Às vezes sorvemos nossos remorsos no primeiro gole de café pela manhã. Talvez, depois de ter lido essa frase, tenha ficado um pouco atônito, mas mais do que pensar a respeito dos re-sentimentos, das re-vivências das abstrações às quais damos o nome de culpa, foi a re-mordida (ah, não havia como deixar de pensar em italiano) o duro golpe dessa sentença. Remexer em coisas, sejam elas efetivamente coisas (se é que podemos falar assim de coisas) ou, ao contrário, nessas coisas que chamamos lembranças (se é que de lembranças fazemos coisas ou vice-versa), a mim sempre se dá como uma espécie de captura, de uma impreterível mordida numa isca.

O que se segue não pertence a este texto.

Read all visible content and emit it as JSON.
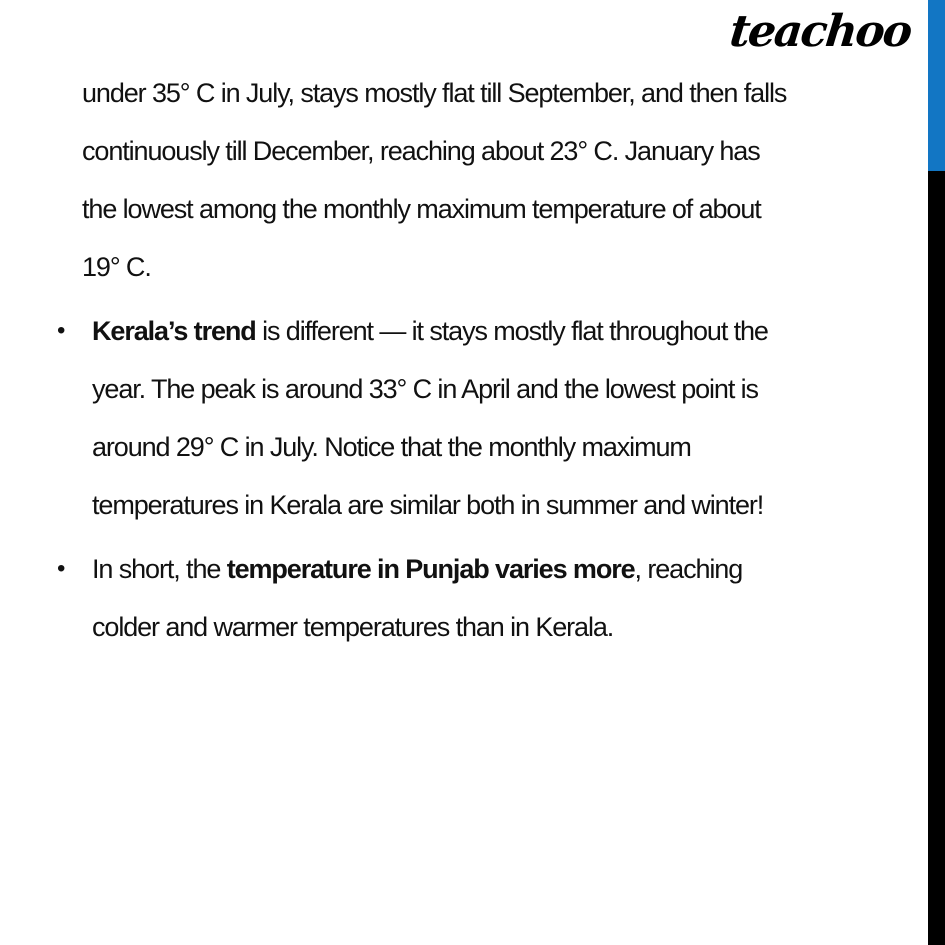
{
  "logo": {
    "text": "teachoo"
  },
  "colors": {
    "accent_blue": "#1276c4",
    "bar_black": "#000000",
    "text_color": "#111111"
  },
  "body": {
    "continuation": {
      "line1": "under 35° C in July, stays mostly flat till September, and then falls",
      "line2": "continuously till December, reaching about 23° C. January has",
      "line3": "the lowest among the monthly maximum temperature of about",
      "line4": "19° C."
    },
    "kerala": {
      "bullet": "•",
      "line1_bold": "Kerala’s trend",
      "line1_rest": " is different — it stays mostly flat throughout the",
      "line2": "year. The peak is around 33° C in April and the lowest point is",
      "line3": "around 29° C in July. Notice that the monthly maximum",
      "line4": "temperatures in Kerala are similar both in summer and winter!"
    },
    "punjab": {
      "bullet": "•",
      "line1_pre": "In short, the ",
      "line1_bold": "temperature in Punjab varies more",
      "line1_post": ", reaching",
      "line2": "colder and warmer temperatures than in Kerala."
    }
  }
}
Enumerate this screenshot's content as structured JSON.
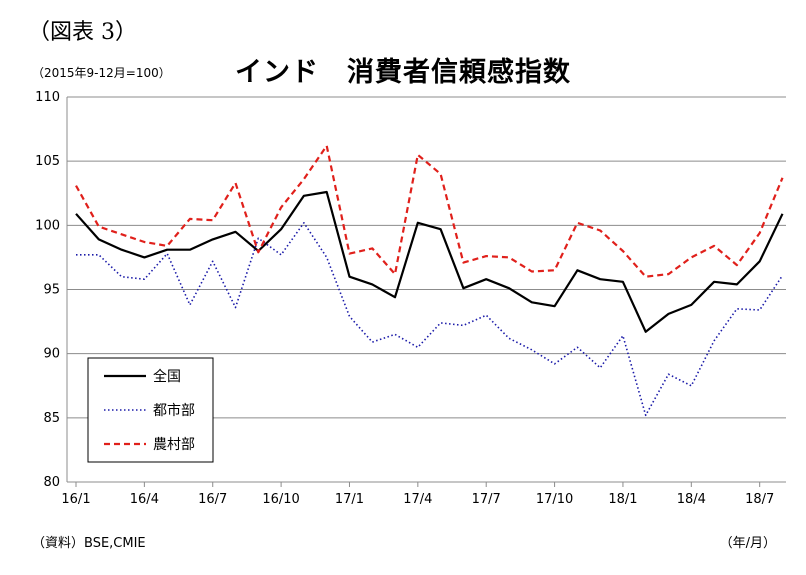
{
  "figure_label": "（図表 3）",
  "unit_note": "（2015年9-12月=100）",
  "source_note": "（資料）BSE,CMIE",
  "x_unit_note": "（年/月）",
  "chart_data": {
    "type": "line",
    "title": "インド　消費者信頼感指数",
    "xlabel": "",
    "ylabel": "",
    "ylim": [
      80,
      110
    ],
    "yticks": [
      80,
      85,
      90,
      95,
      100,
      105,
      110
    ],
    "x": [
      "16/1",
      "16/2",
      "16/3",
      "16/4",
      "16/5",
      "16/6",
      "16/7",
      "16/8",
      "16/9",
      "16/10",
      "16/11",
      "16/12",
      "17/1",
      "17/2",
      "17/3",
      "17/4",
      "17/5",
      "17/6",
      "17/7",
      "17/8",
      "17/9",
      "17/10",
      "17/11",
      "17/12",
      "18/1",
      "18/2",
      "18/3",
      "18/4",
      "18/5",
      "18/6",
      "18/7",
      "18/8"
    ],
    "x_tick_labels": [
      "16/1",
      "16/4",
      "16/7",
      "16/10",
      "17/1",
      "17/4",
      "17/7",
      "17/10",
      "18/1",
      "18/4",
      "18/7"
    ],
    "grid": "horizontal",
    "legend_position": "bottom-left",
    "series": [
      {
        "name": "全国",
        "color": "#000000",
        "style": "solid",
        "values": [
          100.9,
          98.9,
          98.1,
          97.5,
          98.1,
          98.1,
          98.9,
          99.5,
          98.0,
          99.7,
          102.3,
          102.6,
          96.0,
          95.4,
          94.4,
          100.2,
          99.7,
          95.1,
          95.8,
          95.1,
          94.0,
          93.7,
          96.5,
          95.8,
          95.6,
          91.7,
          93.1,
          93.8,
          95.6,
          95.4,
          97.2,
          100.9
        ]
      },
      {
        "name": "都市部",
        "color": "#1a1aa8",
        "style": "dotted",
        "values": [
          97.7,
          97.7,
          96.0,
          95.8,
          97.8,
          93.8,
          97.2,
          93.6,
          99.0,
          97.7,
          100.2,
          97.5,
          92.9,
          90.9,
          91.5,
          90.5,
          92.4,
          92.2,
          93.0,
          91.2,
          90.3,
          89.2,
          90.5,
          88.9,
          91.4,
          85.2,
          88.4,
          87.5,
          91.0,
          93.5,
          93.4,
          96.1
        ]
      },
      {
        "name": "農村部",
        "color": "#e0201b",
        "style": "dashed",
        "values": [
          103.1,
          99.9,
          99.3,
          98.7,
          98.4,
          100.5,
          100.4,
          103.3,
          97.9,
          101.4,
          103.6,
          106.2,
          97.8,
          98.2,
          96.2,
          105.5,
          104.0,
          97.1,
          97.6,
          97.5,
          96.4,
          96.5,
          100.2,
          99.6,
          98.0,
          96.0,
          96.2,
          97.5,
          98.4,
          96.9,
          99.4,
          103.7
        ]
      }
    ]
  }
}
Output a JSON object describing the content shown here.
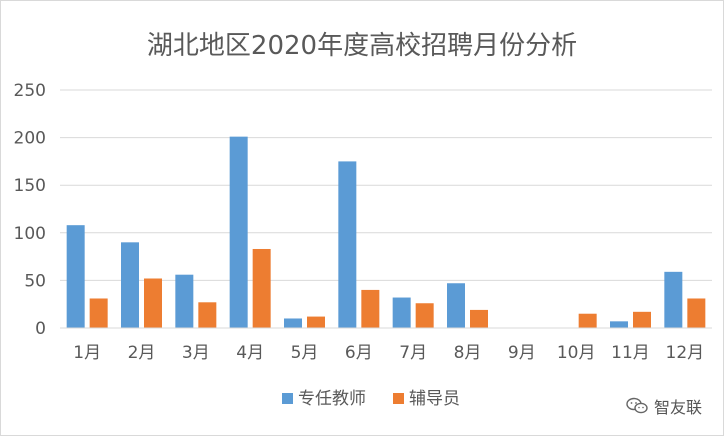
{
  "chart_data": {
    "type": "bar",
    "title": "湖北地区2020年度高校招聘月份分析",
    "categories": [
      "1月",
      "2月",
      "3月",
      "4月",
      "5月",
      "6月",
      "7月",
      "8月",
      "9月",
      "10月",
      "11月",
      "12月"
    ],
    "series": [
      {
        "name": "专任教师",
        "color": "#5b9bd5",
        "values": [
          108,
          90,
          56,
          201,
          10,
          175,
          32,
          47,
          0,
          0,
          7,
          59
        ]
      },
      {
        "name": "辅导员",
        "color": "#ed7d31",
        "values": [
          31,
          52,
          27,
          83,
          12,
          40,
          26,
          19,
          0,
          15,
          17,
          31
        ]
      }
    ],
    "ylim": [
      0,
      250
    ],
    "yticks": [
      0,
      50,
      100,
      150,
      200,
      250
    ],
    "grid": true,
    "legend_position": "bottom"
  },
  "watermark": {
    "text": "智友联",
    "icon": "wechat-icon"
  }
}
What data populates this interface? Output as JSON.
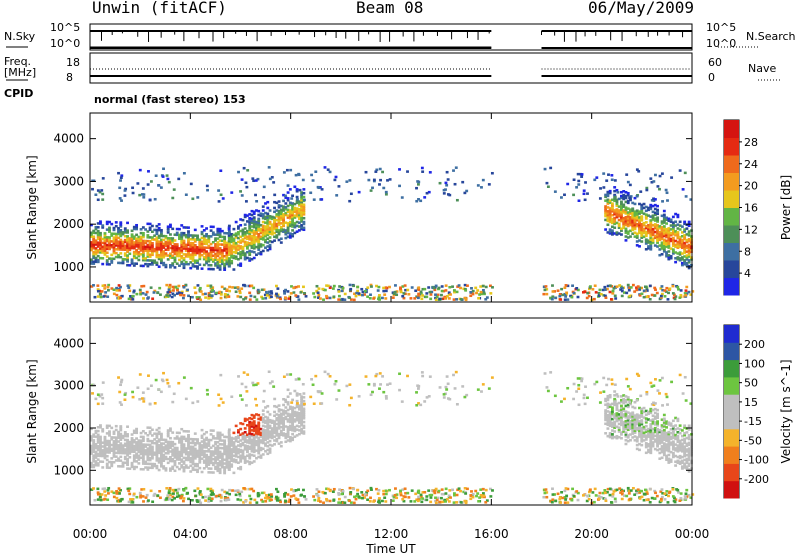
{
  "header": {
    "station": "Unwin (fitACF)",
    "beam": "Beam 08",
    "date": "06/May/2009"
  },
  "side_labels": {
    "nsky": "N.Sky",
    "nsearch": "N.Search",
    "freq": "Freq.",
    "freq_unit": "[MHz]",
    "nave": "Nave",
    "cpid": "CPID",
    "nsky_ticks": [
      "10^5",
      "10^0"
    ],
    "nsearch_ticks": [
      "10^5",
      "10^0"
    ],
    "freq_ticks": [
      "18",
      "8"
    ],
    "nave_ticks": [
      "60",
      "0"
    ]
  },
  "cpid_text": "normal (fast stereo) 153",
  "colors": {
    "power_scale": [
      "#1f26e6",
      "#27469b",
      "#3e6fa2",
      "#4d8f58",
      "#62b545",
      "#e6c61c",
      "#f39b1f",
      "#ef6a1c",
      "#e52a12",
      "#d51410"
    ],
    "velocity_scale": [
      "#d01010",
      "#e8461a",
      "#f07f1d",
      "#f4b32b",
      "#bfbfbf",
      "#bfbfbf",
      "#6dc540",
      "#3c9c3a",
      "#2d56a4",
      "#1f2bd0"
    ]
  },
  "chart_data": [
    {
      "type": "heatmap",
      "name": "power",
      "ylabel": "Slant Range [km]",
      "ylim": [
        180,
        4600
      ],
      "y_ticks": [
        1000,
        2000,
        3000,
        4000
      ],
      "colorbar_label": "Power [dB]",
      "colorbar_ticks": [
        4,
        8,
        12,
        16,
        20,
        24,
        28
      ],
      "clim": [
        0,
        30
      ],
      "echo_bands": [
        {
          "t_start": 0.0,
          "t_end": 5.5,
          "range_start": 1500,
          "range_end": 1350,
          "width": 450,
          "peak_db": 26
        },
        {
          "t_start": 5.5,
          "t_end": 8.5,
          "range_start": 1350,
          "range_end": 2350,
          "width": 500,
          "peak_db": 20
        },
        {
          "t_start": 20.5,
          "t_end": 24.0,
          "range_start": 2300,
          "range_end": 1400,
          "width": 500,
          "peak_db": 24
        }
      ]
    },
    {
      "type": "heatmap",
      "name": "velocity",
      "ylabel": "Slant Range [km]",
      "ylim": [
        180,
        4600
      ],
      "y_ticks": [
        1000,
        2000,
        3000,
        4000
      ],
      "colorbar_label": "Velocity [m s^-1]",
      "colorbar_ticks": [
        -200,
        -100,
        -50,
        -15,
        15,
        50,
        100,
        200
      ],
      "clim": [
        -250,
        250
      ]
    }
  ],
  "x_axis": {
    "label": "Time UT",
    "ticks": [
      "00:00",
      "04:00",
      "08:00",
      "12:00",
      "16:00",
      "20:00",
      "00:00"
    ],
    "xlim_hours": [
      0,
      24
    ],
    "data_gap_hours": [
      16.0,
      18.0
    ]
  }
}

Na xícara de café matinal está sempre a oportunidade do esquecimento e do drible da isca. E deglutir o líquido quente e perfumado como culpado talvez seja isso... Não é questão de intenção, mas somente uma tensão: não a que se cria no fio mordido por nós, pequenos peixes tentando viver no mar da memória, mas a que se dá toda vez que a abstração culposa se afigura como único horizonte pós-ato. Post coitum animal triste. Os latinos não diziam nada da culpa em tal sentença (e porque comecei a usar esse horrendo significante para falar frase? Esse significante culposo por excelência?), mas falavam apenas da perda do passado, da dor da perda do momento de prazer para possuir o presente, para ser o presente. E, neste primeiro gole matutino, no primeiro golpe de luz do dia, escuto o velho Nietzsche a me dizer que "todo agir requer esquecimento: assim como a vida de tudo o que é orgânico requer não somente a luz, mas também escuro. Um homem que quisesse sempre sentir apenas historicamente seria semelhante àquele que se forçasse a abster-se de dormir, ou ao animal que tivesse de sobreviver apenas da ruminação e ruminação sempre repetida. Portanto: é possível viver quase sem lembrança, e mesmo viver feliz, como mostra o animal; mas é inteiramente impossível, sem esquecimento, simplesmente viver."
Imagem: Hendrick Goltzius. Sem Ceres e Baco Vênus congelaria. 1599-1602. Philadelphia Museum of Art, Philadelphia.
2 comentários:
Tão intenso e vibrante...
Pura verdade...
Mas como vc mesmo disse, vem nosso velho e amado Nietzsche, e nos fala do "esquecer"... Necessário.
E iluminar esses pensamentos com outros, cheios de luz, outros que farão bem ao coração.
São desses últimos que talvez precisemos mais para conseguir respirar e viver o hoje.
Gratidão!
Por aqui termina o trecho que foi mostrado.